Eiskalt jagte eine Gänsehaut über meinen Rücken. Ich hatte Mühe nicht einfach aufzuhören zu spielen. Dafür entgleisten mir sämtliche Gesichtszüge. Das sorgte dafür, dass Niall geschockt inne hielt: „So schlimm?"

„Nein, nein, mach weiter!", forderte ich ihn auf und setzte wieder mit der Gitarre an. Du heilige Scheiße, seine neue Stimme hatte es  in sich. Er klang definitiv anders. Rau und tief, aber total interessant. Niall kam der Stimme von Rod Stewarts verdammt nahe.

Der typische Boygroup-Sound würde damit passé sein, aber ich konnte mir nicht vorstellen, dass Harry, Liam und Louis das besonders schlimm fänden.
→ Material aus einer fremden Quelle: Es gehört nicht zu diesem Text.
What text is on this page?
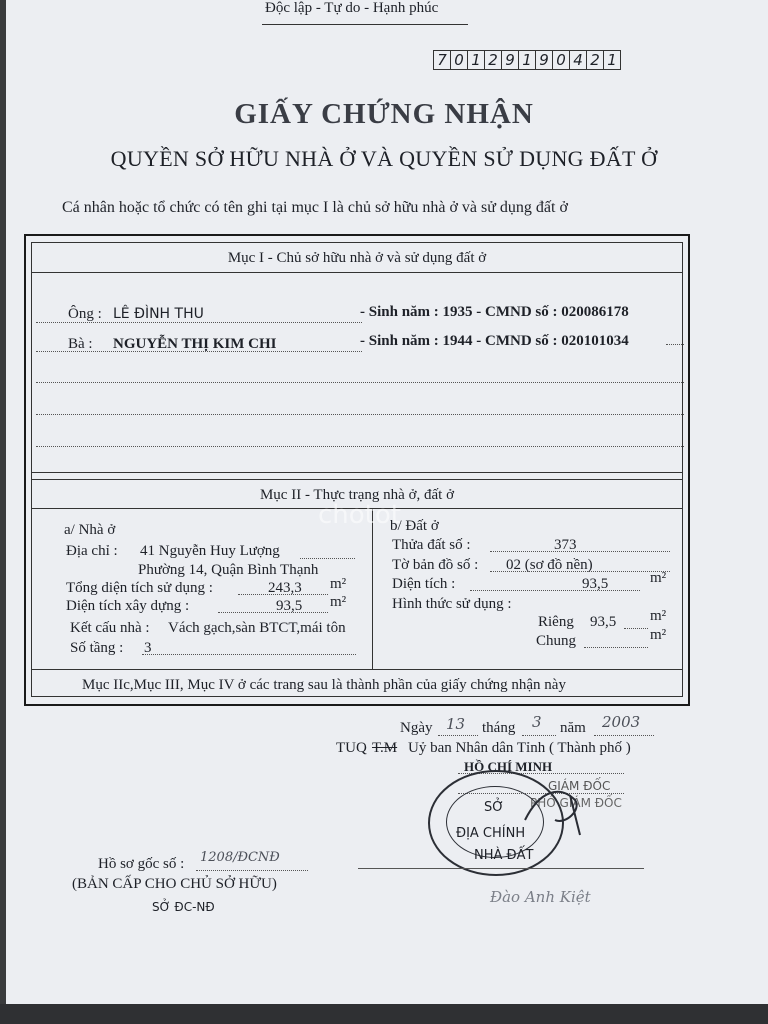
Độc lập - Tự do - Hạnh phúc
7 0 1 2 9 1 9 0 4 2 1
GIẤY CHỨNG NHẬN
QUYỀN SỞ HỮU NHÀ Ở VÀ QUYỀN SỬ DỤNG ĐẤT Ở
Cá nhân hoặc tổ chức có tên ghi tại mục I là chủ sở hữu nhà ở và sử dụng đất ở
Mục I - Chủ sở hữu nhà ở và sử dụng đất ở
Ông : LÊ ĐÌNH THU	- Sinh năm : 1935 - CMND số : 020086178
Bà : NGUYỄN THỊ KIM CHI	- Sinh năm : 1944 - CMND số : 020101034
Mục II - Thực trạng nhà ở, đất ở
a/ Nhà ở
Địa chỉ : 41 Nguyễn Huy Lượng
Phường 14, Quận Bình Thạnh
Tổng diện tích sử dụng :	243,3 m²
Diện tích xây dựng :	93,5 m²
Kết cấu nhà : Vách gạch,sàn BTCT,mái tôn
Số tầng : 3
b/ Đất ở
Thửa đất số :	373
Tờ bản đồ số : 02 (sơ đồ nền)
Diện tích :	93,5	m²
Hình thức sử dụng :
Riêng 93,5 m²
Chung	m²
Mục IIc,Mục III, Mục IV ở các trang sau là thành phần của giấy chứng nhận này
chotot
Ngày 13 tháng 3 năm 2003
TUQ T.M Uỷ ban Nhân dân Tỉnh ( Thành phố )
HỒ CHÍ MINH
GIÁM ĐỐC
PHÓ GIÁM ĐỐC
SỞ
ĐỊA CHÍNH
NHÀ ĐẤT
Đào Anh Kiệt
Hồ sơ gốc số : 1208/ĐCNĐ
(BẢN CẤP CHO CHỦ SỞ HỮU)
SỞ ĐC-NĐ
Völlig fasziniert lauschte ich Nialls Stimme und ein bisschen fühlte es sich so an wie damals, als ich Spencer das erste Mal hörte.
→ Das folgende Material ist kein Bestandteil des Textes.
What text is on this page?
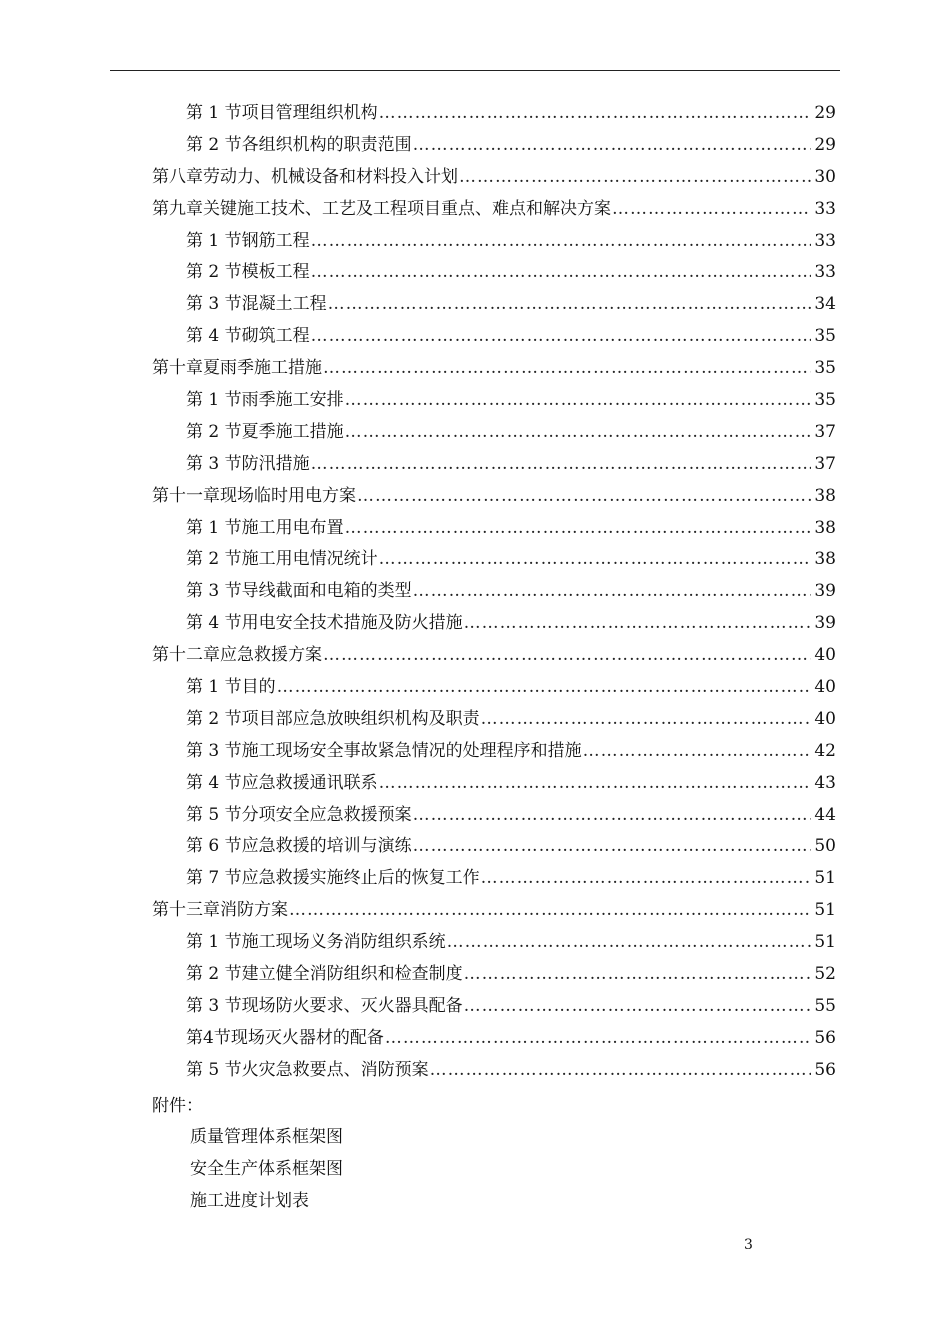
第 1 节 项目管理组织机构 …………………………………………………………………………………………………………………………………………………………………………………………	29
第 2 节 各组织机构的职责范围 …………………………………………………………………………………………………………………………………………………………………………………………	29
第八章 劳动力、机械设备和材料投入计划 …………………………………………………………………………………………………………………………………………………………………………………………	30
第九章 关键施工技术、工艺及工程项目重点、难点和解决方案 …………………………………………………………………………………………………………………………………………………………………………………………	33
第 1 节 钢筋工程 …………………………………………………………………………………………………………………………………………………………………………………………	33
第 2 节 模板工程 …………………………………………………………………………………………………………………………………………………………………………………………	33
第 3 节 混凝土工程 …………………………………………………………………………………………………………………………………………………………………………………………	34
第 4 节 砌筑工程 …………………………………………………………………………………………………………………………………………………………………………………………	35
第十章 夏雨季施工措施 …………………………………………………………………………………………………………………………………………………………………………………………	35
第 1 节 雨季施工安排 …………………………………………………………………………………………………………………………………………………………………………………………	35
第 2 节 夏季施工措施 …………………………………………………………………………………………………………………………………………………………………………………………	37
第 3 节 防汛措施 …………………………………………………………………………………………………………………………………………………………………………………………	37
第十一章 现场临时用电方案 …………………………………………………………………………………………………………………………………………………………………………………………	38
第 1 节 施工用电布置 …………………………………………………………………………………………………………………………………………………………………………………………	38
第 2 节 施工用电情况统计 …………………………………………………………………………………………………………………………………………………………………………………………	38
第 3 节 导线截面和电箱的类型 …………………………………………………………………………………………………………………………………………………………………………………………	39
第 4 节 用电安全技术措施及防火措施 …………………………………………………………………………………………………………………………………………………………………………………………	39
第十二章 应急救援方案 …………………………………………………………………………………………………………………………………………………………………………………………	40
第 1 节 目的 …………………………………………………………………………………………………………………………………………………………………………………………	40
第 2 节 项目部应急放映组织机构及职责 …………………………………………………………………………………………………………………………………………………………………………………………	40
第 3 节 施工现场安全事故紧急情况的处理程序和措施 …………………………………………………………………………………………………………………………………………………………………………………………	42
第 4 节 应急救援通讯联系 …………………………………………………………………………………………………………………………………………………………………………………………	43
第 5 节 分项安全应急救援预案 …………………………………………………………………………………………………………………………………………………………………………………………	44
第 6 节 应急救援的培训与演练 …………………………………………………………………………………………………………………………………………………………………………………………	50
第 7 节 应急救援实施终止后的恢复工作 …………………………………………………………………………………………………………………………………………………………………………………………	51
第十三章 消防方案 …………………………………………………………………………………………………………………………………………………………………………………………	51
第 1 节 施工现场义务消防组织系统 …………………………………………………………………………………………………………………………………………………………………………………………	51
第 2 节 建立健全消防组织和检查制度 …………………………………………………………………………………………………………………………………………………………………………………………	52
第 3 节 现场防火要求、灭火器具配备 …………………………………………………………………………………………………………………………………………………………………………………………	55
第4节 现场灭火器材的配备 …………………………………………………………………………………………………………………………………………………………………………………………	56
第 5 节 火灾急救要点、消防预案 …………………………………………………………………………………………………………………………………………………………………………………………	56
附件：
质量管理体系框架图
安全生产体系框架图
施工进度计划表
3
Bombig und mit ganz viel Potenzial.

Etwas unsicher beendete Niall den Song mit: „We are sailing stormy waters, to be near you, to be free." Dann räusperte er sich und hinter ihm klatschten sowohl die beiden männlichen Wanderer, als auch Hannelore und Hans Peter sichtlich überrascht.
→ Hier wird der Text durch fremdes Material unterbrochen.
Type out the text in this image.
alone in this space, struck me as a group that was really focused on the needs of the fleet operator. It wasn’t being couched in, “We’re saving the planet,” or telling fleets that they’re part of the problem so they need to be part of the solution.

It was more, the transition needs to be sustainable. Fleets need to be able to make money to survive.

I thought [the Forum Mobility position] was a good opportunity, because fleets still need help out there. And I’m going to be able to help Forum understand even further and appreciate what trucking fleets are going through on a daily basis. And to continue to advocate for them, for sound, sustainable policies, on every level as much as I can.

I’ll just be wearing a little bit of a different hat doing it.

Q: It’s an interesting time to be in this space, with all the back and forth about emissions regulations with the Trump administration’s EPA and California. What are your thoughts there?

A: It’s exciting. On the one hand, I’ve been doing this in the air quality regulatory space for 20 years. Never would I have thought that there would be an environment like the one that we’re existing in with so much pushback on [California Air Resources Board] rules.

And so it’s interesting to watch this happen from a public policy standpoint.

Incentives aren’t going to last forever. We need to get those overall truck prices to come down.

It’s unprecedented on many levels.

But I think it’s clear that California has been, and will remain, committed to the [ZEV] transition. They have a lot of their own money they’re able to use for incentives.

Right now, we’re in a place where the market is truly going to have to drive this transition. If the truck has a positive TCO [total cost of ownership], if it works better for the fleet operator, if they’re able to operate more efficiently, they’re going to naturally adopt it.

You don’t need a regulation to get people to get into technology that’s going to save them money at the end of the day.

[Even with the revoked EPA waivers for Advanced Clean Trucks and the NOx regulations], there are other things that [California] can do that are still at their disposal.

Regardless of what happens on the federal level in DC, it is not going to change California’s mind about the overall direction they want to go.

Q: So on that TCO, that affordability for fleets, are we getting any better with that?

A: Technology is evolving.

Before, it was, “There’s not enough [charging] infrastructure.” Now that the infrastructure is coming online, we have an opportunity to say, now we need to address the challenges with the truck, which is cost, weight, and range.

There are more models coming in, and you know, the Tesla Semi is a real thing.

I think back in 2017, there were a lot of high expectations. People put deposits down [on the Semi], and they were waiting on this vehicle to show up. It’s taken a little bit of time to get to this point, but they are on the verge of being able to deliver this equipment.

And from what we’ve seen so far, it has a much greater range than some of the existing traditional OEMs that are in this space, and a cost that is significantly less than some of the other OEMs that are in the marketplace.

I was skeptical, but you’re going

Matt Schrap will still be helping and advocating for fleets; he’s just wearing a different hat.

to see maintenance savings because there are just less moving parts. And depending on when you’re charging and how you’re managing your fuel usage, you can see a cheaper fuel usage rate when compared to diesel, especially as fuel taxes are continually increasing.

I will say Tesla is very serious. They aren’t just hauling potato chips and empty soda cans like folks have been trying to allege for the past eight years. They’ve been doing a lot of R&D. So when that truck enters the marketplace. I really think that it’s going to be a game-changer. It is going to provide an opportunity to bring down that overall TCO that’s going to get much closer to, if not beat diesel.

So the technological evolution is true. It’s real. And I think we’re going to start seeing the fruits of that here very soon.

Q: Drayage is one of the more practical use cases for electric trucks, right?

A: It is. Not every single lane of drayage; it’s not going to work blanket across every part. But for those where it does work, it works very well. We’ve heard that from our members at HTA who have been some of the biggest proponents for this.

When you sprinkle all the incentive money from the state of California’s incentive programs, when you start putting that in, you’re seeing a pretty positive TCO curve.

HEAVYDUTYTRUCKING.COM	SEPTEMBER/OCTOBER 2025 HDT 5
„Boah", ich konnte mir das nicht verkneifen und schob direkt nach: „Komm, noch eins! Bitte!"

„Ich weiß nicht recht", Niall atmete tief durch und schien selbst nicht so genau zu wissen, was er von seiner Stimme halten sollte. Ich zog also mein Handy aus der Hosentasche hervor und suchte die App zum aufnehmen.

„Bitte Blondie, bitte, bitte!", ich wurde immer aufgeregter. „Du musst dir selbst anhören, wie du klingst, denn das ist einfach total toll!"

Sein Gesichtsausdruck veränderte sich, allerdings nicht zum Positiven und ich sprach hastig: „Du klingst anders, das ist wahr. Aber das bist immer noch du, nur rauer und heiserer." Ich wusste nicht, wie ich das beschreiben sollte.

„Blondie, du... du hörst dich an wie ein verdammter 70er Jahre Rocksänger! So... ich weiß nicht... das ist so Gänsehautmäßig und markant. Man wird deine Stimme aus allen anderen sofort heraushören. Ein bisschen, wie Spencers Stimme, aber deine hat einen anderen Charme, wahrscheinlich durch den Akzent."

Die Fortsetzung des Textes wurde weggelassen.